SB 109: Civil Asset Forfeiture Reform
This bill passed the Senate unanimously and failed in a House committee.
This past summer, the Utah Supreme Court unanimously decided in the Savely case that the state had improperly violated state law restricting how and when they can forfeit property.
This result was achieved amid ambiguity in the law, leading the Court to say that Utah’s forfeiture law is “not a model of clarity.”
Senator Todd Weiler is sponsoring Senate Bill 109 to add clarity and codify the Court’s correct interpretation of the law put in place by voters in Initiative B in 2000, and further augmented through subsequent legislative reforms we’ve worked on in recent years.
In addition, SB 109 would:
- allow prosecutors to forfeit property is there is no known claimant;
- prohibit an agency that violates forfeiture reporting requirements to receive a grant from the forfeiture fund during the following fiscal year;
- prohibit any requirement that law enforcement agencies conduct a forfeiture as a condition of receiving a grant from the forfeiture fund;
- require law enforcement agencies to transfer the 80% equitable sharing revenue they receive from federal forfeitures into the state forfeiture fund (where state forfeiture revenue is required to go); and
- require reporting of every forfeiture case, not just those resulting in revenue for the government.
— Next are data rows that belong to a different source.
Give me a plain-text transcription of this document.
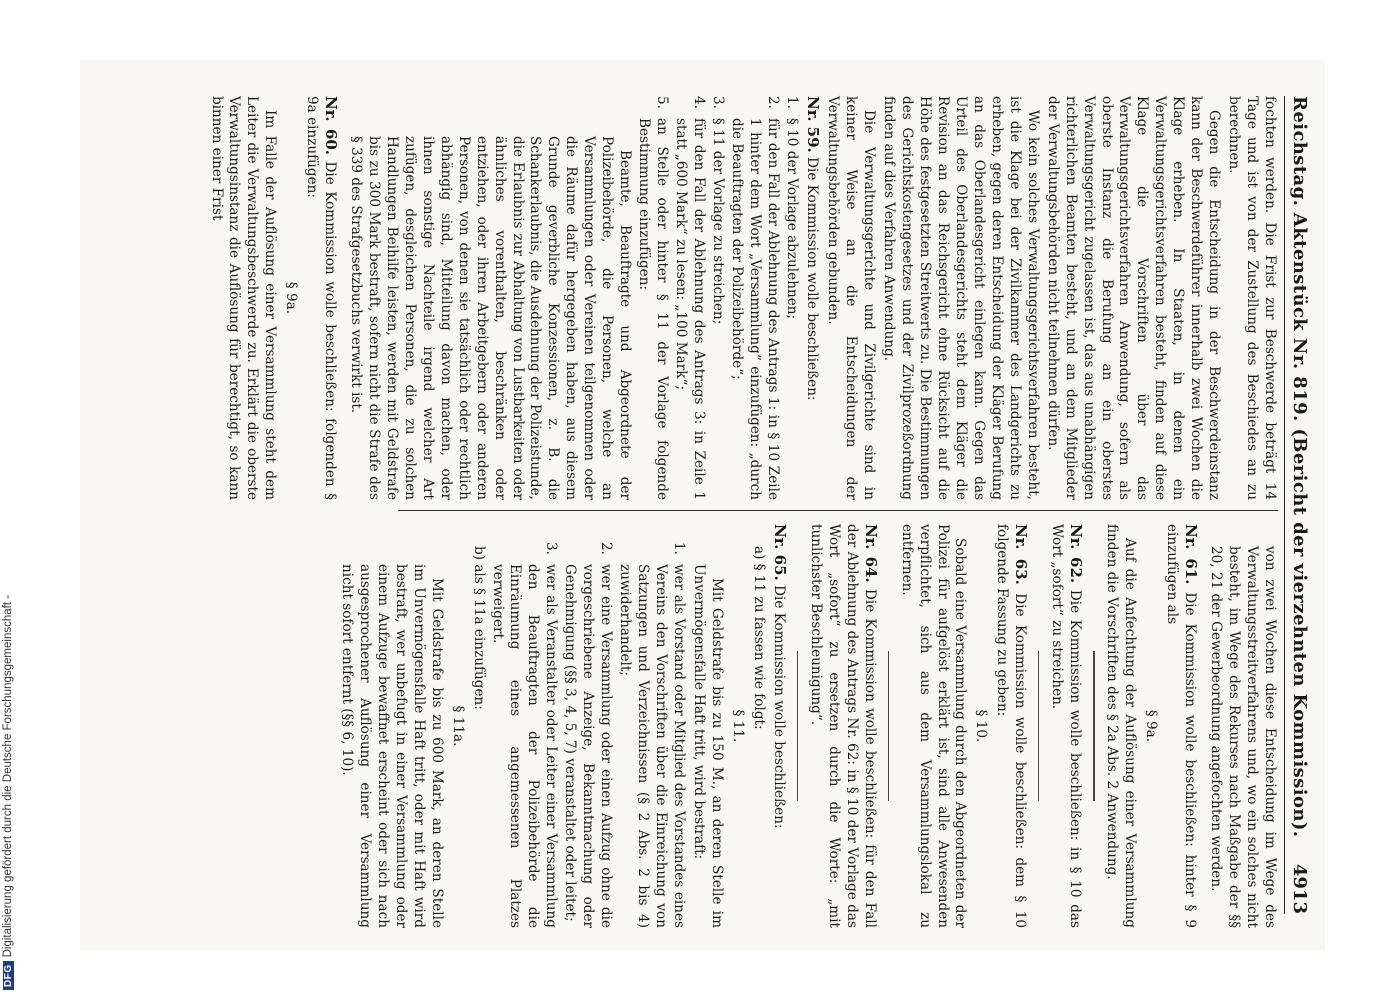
DFGDigitalisierung gefördert durch die Deutsche Forschungsgemeinschaft -	Reichstag. Aktenstück Nr. 819. (Bericht der vierzehnten Kommission).
4913

fochten werden. Die Frist zur Beschwerde beträgt 14 Tage und ist von der Zustellung des Beschiedes an zu berechnen.

Gegen die Entscheidung in der Beschwerdeinstanz kann der Beschwerdeführer innerhalb zwei Wochen die Klage erheben. In Staaten, in denen ein Verwaltungsgerichtsverfahren besteht, finden auf diese Klage die Vorschriften über das Verwaltungsgerichtsverfahren Anwendung, sofern als oberste Instanz die Berufung an ein oberstes Verwaltungsgericht zugelassen ist, das aus unabhängigen richterlichen Beamten besteht, und an dem Mitglieder der Verwaltungsbehörden nicht teilnehmen dürfen.

Wo kein solches Verwaltungsgerichtsverfahren besteht, ist die Klage bei der Zivilkammer des Landgerichts zu erheben, gegen deren Entscheidung der Kläger Berufung an das Oberlandesgericht einlegen kann. Gegen das Urteil des Oberlandesgerichts steht dem Kläger die Revision an das Reichsgericht ohne Rücksicht auf die Höhe des festgesetzten Streitwerts zu. Die Bestimmungen des Gerichtskostengesetzes und der Zivilprozeßordnung finden auf dies Verfahren Anwendung.

Die Verwaltungsgerichte und Zivilgerichte sind in keiner Weise an die Entscheidungen der Verwaltungsbehörden gebunden.

Nr. 59. Die Kommission wolle beschließen:

1.
§ 10 der Vorlage abzulehnen;
2.
für den Fall der Ablehnung des Antrags 1: in § 10 Zeile 1 hinter dem Wort „Versammlung“ einzufügen: „durch die Beauftragten der Polizeibehörde“;
3.
§ 11 der Vorlage zu streichen;
4.
für den Fall der Ablehnung des Antrags 3: in Zeile 1 statt „600 Mark“ zu lesen: „100 Mark“;
5.
an Stelle oder hinter § 11 der Vorlage folgende Bestimmung einzufügen:

Beamte, Beauftragte und Abgeordnete der Polizeibehörde, die Personen, welche an Versammlungen oder Vereinen teilgenommen oder die Räume dafür hergegeben haben, aus diesem Grunde geverbliche Konzessionen, z. B. die Schankerlaubnis, die Ausdehnung der Polizeistunde, die Erlaubnis zur Abhaltung von Lustbarkeiten oder ähnliches vorenthalten, beschränken oder entziehen, oder ihren Arbeitgebern oder anderen Personen, von denen sie tatsächlich oder rechtlich abhängig sind, Mitteilung davon machen, oder ihnen sonstige Nachteile irgend welcher Art zufügen, desgleichen Personen, die zu solchen Handlungen Beihilfe leisten, werden mit Geldstrafe bis zu 300 Mark bestraft, sofern nicht die Strafe des § 339 des Strafgesetzbuchs verwirkt ist.

Nr. 60. Die Kommission wolle beschließen: folgenden § 9a einzufügen:

§ 9a.

Im Falle der Auflösung einer Versammlung steht dem Leiter die Verwaltungsbeschwerde zu. Erklärt die oberste Verwaltungsinstanz die Auflösung für berechtigt, so kann binnen einer Frist

von zwei Wochen diese Entscheidung im Wege des Verwaltungsstreitverfahrens und, wo ein solches nicht besteht, im Wege des Rekurses nach Maßgabe der §§ 20, 21 der Gewerbeordnung angefochten werden.

Nr. 61. Die Kommission wolle beschließen: hinter § 9 einzufügen als

§ 9a.

Auf die Anfechtung der Auflösung einer Versammlung finden die Vorschriften des § 2a Abs. 2 Anwendung.

Nr. 62. Die Kommission wolle beschließen: in § 10 das Wort „sofort“ zu streichen.

Nr. 63. Die Kommission wolle beschließen: dem § 10 folgende Fassung zu geben:

§ 10.

Sobald eine Versammlung durch den Abgeordneten der Polizei für aufgelöst erklärt ist, sind alle Anwesenden verpflichtet, sich aus dem Versammlungslokal zu entfernen.

Nr. 64. Die Kommission wolle beschließen: für den Fall der Ablehnung des Antrags Nr. 62: in § 10 der Vorlage das Wort „sofort“ zu ersetzen durch die Worte: „mit tunlichster Beschleunigung“.

Nr. 65. Die Kommission wolle beschließen:

a) § 11 zu fassen wie folgt:

§ 11.

Mit Geldstrafe bis zu 150 M., an deren Stelle im Unvermögensfalle Haft tritt, wird bestraft:

1.
wer als Vorstand oder Mitglied des Vorstandes eines Vereins den Vorschriften über die Einreichung von Satzungen und Verzeichnissen (§ 2 Abs. 2 bis 4) zuwiderhandelt;
2.
wer eine Versammlung oder einen Aufzug ohne die vorgeschriebene Anzeige, Bekanntmachung oder Genehmigung (§§ 3, 4, 5, 7) veranstaltet oder leitet;
3.
wer als Veranstalter oder Leiter einer Versammlung den Beauftragten der Polizeibehörde die Einräumung eines angemessenen Platzes verweigert.

b) als § 11a einzufügen:

§ 11a.

Mit Geldstrafe bis zu 600 Mark, an deren Stelle im Unvermögensfalle Haft tritt, oder mit Haft wird bestraft, wer unbefugt in einer Versammlung oder einem Aufzuge bewaffnet erscheint oder sich nach ausgesprochener Auflösung einer Versammlung nicht sofort entfernt (§§ 6, 10).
According to a 2016 poll, 86% of Utah voters believe that “Police should not be able to seize and permanently take away property from people who have not been charged with a crime.” Civil asset forfeiture laws need to be routinely revisited and restrained to ensure innocent individuals are not deprived of their property and that the government is not improperly incentivized to engage in forfeiture.